Additional information is often required in certain states.Examples of this include:

  • Names and addresses of directors (for corporations)
  • Duration of the corporation or LLC
  • Number of issued shares of stock (for corporations)
  • Financial information, including information on assets
  • Specific business-purpose clause outlining the type(s) of business the company will undertake

Before granting approval of the certificate of authority, many states want to ensure your company is in “good standing” in the state of formation. In order to do this, they require that a certificate of good standing be submitted along with your certificate of authority. States that do not require a certificate of good standing typically require a certified copy of your articles of incorporation or articles of organization to be included when you file for a certificate of authority.

The certificate of good standing is a document that states that your company has met all the necessary requirements for corporations or LLCs imposed by your state of formation. Failing to file your annual statements or failing to pay or being delinquent in paying your annual statement fees and franchise taxes could cause your company to be in bad standing with the state. Being in bad standing will most certainly cause the intended state of qualification not to grant you a certificate of authority.

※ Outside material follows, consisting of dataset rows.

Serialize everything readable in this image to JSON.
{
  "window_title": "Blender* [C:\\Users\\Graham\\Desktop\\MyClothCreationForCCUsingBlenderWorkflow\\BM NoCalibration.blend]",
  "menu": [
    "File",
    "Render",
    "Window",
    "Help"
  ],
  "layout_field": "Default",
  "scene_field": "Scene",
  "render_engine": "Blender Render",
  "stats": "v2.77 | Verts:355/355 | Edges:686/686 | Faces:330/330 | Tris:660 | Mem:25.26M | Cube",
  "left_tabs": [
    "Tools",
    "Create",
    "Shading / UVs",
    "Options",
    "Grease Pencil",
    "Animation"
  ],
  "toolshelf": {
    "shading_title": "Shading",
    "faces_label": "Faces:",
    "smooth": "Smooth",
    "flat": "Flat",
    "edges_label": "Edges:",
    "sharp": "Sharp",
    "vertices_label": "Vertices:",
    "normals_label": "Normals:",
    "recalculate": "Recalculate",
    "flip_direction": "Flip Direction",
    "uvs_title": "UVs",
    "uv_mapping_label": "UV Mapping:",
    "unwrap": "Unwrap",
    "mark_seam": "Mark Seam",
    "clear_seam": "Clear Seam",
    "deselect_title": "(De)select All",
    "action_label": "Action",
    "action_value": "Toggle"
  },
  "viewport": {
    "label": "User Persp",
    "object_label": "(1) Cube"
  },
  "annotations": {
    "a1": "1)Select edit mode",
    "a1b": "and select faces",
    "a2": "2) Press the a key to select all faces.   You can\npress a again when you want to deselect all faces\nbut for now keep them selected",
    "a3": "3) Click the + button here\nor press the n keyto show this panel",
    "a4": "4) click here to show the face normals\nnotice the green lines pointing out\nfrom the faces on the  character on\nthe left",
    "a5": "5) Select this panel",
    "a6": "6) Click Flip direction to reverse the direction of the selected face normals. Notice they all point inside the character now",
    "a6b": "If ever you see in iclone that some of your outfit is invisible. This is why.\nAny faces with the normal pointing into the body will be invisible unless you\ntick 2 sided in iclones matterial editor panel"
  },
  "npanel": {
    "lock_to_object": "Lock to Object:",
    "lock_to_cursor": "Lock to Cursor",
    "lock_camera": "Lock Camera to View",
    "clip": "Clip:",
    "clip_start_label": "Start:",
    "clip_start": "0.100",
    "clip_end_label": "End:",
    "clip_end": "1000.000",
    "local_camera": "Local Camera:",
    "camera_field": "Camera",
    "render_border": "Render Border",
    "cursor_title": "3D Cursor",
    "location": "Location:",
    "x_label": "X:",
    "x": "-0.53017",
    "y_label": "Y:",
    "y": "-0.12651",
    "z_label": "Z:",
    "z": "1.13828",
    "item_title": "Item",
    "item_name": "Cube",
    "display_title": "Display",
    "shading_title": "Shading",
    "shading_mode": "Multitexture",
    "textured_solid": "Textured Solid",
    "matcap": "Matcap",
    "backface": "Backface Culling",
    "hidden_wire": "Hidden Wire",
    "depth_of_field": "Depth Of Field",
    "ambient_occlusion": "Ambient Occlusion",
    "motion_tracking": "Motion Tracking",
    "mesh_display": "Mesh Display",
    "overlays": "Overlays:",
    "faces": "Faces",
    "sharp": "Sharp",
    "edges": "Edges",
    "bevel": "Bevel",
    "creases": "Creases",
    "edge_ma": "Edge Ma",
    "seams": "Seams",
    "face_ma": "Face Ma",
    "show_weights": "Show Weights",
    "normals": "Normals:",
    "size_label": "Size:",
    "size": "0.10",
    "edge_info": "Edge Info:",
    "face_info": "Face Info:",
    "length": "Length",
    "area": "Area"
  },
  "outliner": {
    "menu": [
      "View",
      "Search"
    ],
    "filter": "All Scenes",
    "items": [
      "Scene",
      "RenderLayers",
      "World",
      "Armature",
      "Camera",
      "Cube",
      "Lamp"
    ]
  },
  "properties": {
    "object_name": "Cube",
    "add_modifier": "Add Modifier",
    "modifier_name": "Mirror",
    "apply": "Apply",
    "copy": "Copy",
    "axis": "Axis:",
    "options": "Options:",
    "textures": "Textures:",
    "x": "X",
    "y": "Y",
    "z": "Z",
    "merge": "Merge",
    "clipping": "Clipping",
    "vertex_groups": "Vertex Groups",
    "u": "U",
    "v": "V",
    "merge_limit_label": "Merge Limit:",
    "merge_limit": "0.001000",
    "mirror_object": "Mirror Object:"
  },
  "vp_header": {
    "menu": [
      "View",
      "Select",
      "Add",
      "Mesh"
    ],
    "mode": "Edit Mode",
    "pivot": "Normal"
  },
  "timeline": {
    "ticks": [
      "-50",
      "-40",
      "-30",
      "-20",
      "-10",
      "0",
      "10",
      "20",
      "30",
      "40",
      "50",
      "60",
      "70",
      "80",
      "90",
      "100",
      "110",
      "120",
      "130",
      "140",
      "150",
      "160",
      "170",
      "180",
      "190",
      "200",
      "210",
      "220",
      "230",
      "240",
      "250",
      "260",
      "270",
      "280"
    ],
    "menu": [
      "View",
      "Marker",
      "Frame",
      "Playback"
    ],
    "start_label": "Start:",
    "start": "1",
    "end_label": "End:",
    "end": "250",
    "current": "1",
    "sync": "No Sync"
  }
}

The prepared certificate of authority, the certificate of good standing or certified copy of your formation documents should be submitted to the appropriate state agency and the necessary state filing fees paid. Turn-around time for receiving state approval for a foreign qualification varies greatly by state, but you should typically allow six to eight weeks. Most states will allow you expedite the filing for an additional charge. This often reduces the turn-around time to two to four weeks.